Sitting in his family’s garden, wrapped in borrowed warmth, she felt the old fear surface.

That loving someone like Nate might mean stepping into a future already outlined in crystal glass and heavy expectations, where she was welcome only temporarily.

Not the woman who stayed, just the one who came before.

The rehearsal. The girl you loved until you chose the one who made sense.

And that was when the truth pressed into her hard enough to make her speak.

“I can’t tell if I’m in your story,” she whispered, the truth slipping out before she could stop it, “or just the prequel your mother plans to forget.”

Nate’s hand tightened on her arm, enough to say stay. He didn’t answer right away, like he was making sure whatever he said wouldn’t crack under the pressure of what was hanging between them.

“You’re in mine,” he said finally. “And you’re the only part that matters, Holly.” He hesitated, jaw flexing. “I don’t always know how to make space for that yet. But I’m trying.”
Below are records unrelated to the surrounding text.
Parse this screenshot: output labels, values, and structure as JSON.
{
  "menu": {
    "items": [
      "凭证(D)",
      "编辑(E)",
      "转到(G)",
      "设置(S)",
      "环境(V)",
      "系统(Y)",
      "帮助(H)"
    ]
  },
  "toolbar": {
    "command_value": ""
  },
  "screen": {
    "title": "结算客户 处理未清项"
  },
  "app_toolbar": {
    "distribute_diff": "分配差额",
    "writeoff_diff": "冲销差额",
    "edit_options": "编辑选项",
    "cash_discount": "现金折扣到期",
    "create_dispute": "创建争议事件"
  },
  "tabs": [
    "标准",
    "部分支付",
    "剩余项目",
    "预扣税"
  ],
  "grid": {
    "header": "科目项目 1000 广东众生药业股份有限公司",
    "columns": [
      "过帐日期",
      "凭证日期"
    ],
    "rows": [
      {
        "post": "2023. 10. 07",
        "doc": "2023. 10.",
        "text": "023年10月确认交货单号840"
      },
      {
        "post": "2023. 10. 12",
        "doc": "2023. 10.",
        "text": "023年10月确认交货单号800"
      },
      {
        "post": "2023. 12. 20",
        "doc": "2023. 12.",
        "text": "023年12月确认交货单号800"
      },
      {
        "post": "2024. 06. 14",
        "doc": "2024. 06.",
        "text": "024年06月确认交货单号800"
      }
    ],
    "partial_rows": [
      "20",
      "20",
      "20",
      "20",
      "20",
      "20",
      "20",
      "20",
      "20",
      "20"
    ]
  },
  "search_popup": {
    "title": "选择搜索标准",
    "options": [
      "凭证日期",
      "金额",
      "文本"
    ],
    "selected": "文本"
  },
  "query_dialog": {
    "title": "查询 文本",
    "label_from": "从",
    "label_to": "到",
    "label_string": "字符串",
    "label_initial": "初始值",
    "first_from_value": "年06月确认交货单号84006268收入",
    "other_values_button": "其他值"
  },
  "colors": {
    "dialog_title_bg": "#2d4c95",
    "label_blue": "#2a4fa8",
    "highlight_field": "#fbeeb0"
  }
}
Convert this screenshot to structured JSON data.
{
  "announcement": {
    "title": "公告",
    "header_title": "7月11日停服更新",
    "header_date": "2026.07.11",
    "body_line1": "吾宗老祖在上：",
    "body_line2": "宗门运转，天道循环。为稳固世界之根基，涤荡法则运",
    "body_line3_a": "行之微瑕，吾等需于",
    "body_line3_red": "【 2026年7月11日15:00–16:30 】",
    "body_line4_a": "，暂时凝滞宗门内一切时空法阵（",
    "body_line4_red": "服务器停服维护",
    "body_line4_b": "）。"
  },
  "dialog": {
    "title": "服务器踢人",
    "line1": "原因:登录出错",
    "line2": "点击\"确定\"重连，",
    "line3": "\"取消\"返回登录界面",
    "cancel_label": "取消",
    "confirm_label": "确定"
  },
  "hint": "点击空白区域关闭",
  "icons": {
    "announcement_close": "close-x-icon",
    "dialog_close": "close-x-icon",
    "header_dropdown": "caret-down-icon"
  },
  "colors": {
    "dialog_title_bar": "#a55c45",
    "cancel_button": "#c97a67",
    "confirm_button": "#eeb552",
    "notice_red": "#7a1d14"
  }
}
The admission settled between them, unfinished and imperfect, but real.

Holly leaned into his side, the cocoa warm in her hands, his shoulder solid beneath her cheek.

The cold stayed sharp around them, and the house loomed behind them like a final boss they weren’t ready to battle yet.

But here, on this bench, she let herself rest in the dangerous hope that love didn’t have to be loud to be serious, and that not every future revealed itself all at once.

Above them, the stars blinked on and off, distant and indifferent, witnesses to promises people didn’t always know they were making. Holly closed her eyes and breathed Nate in, choosing to stay here in the moment with him instead of racing ahead to everything it might cost later.

It wasn’t fixed. It sure as hell wasn’t certain. But for tonight, it was honest.

And that felt like enough to carry with her into whatever came next.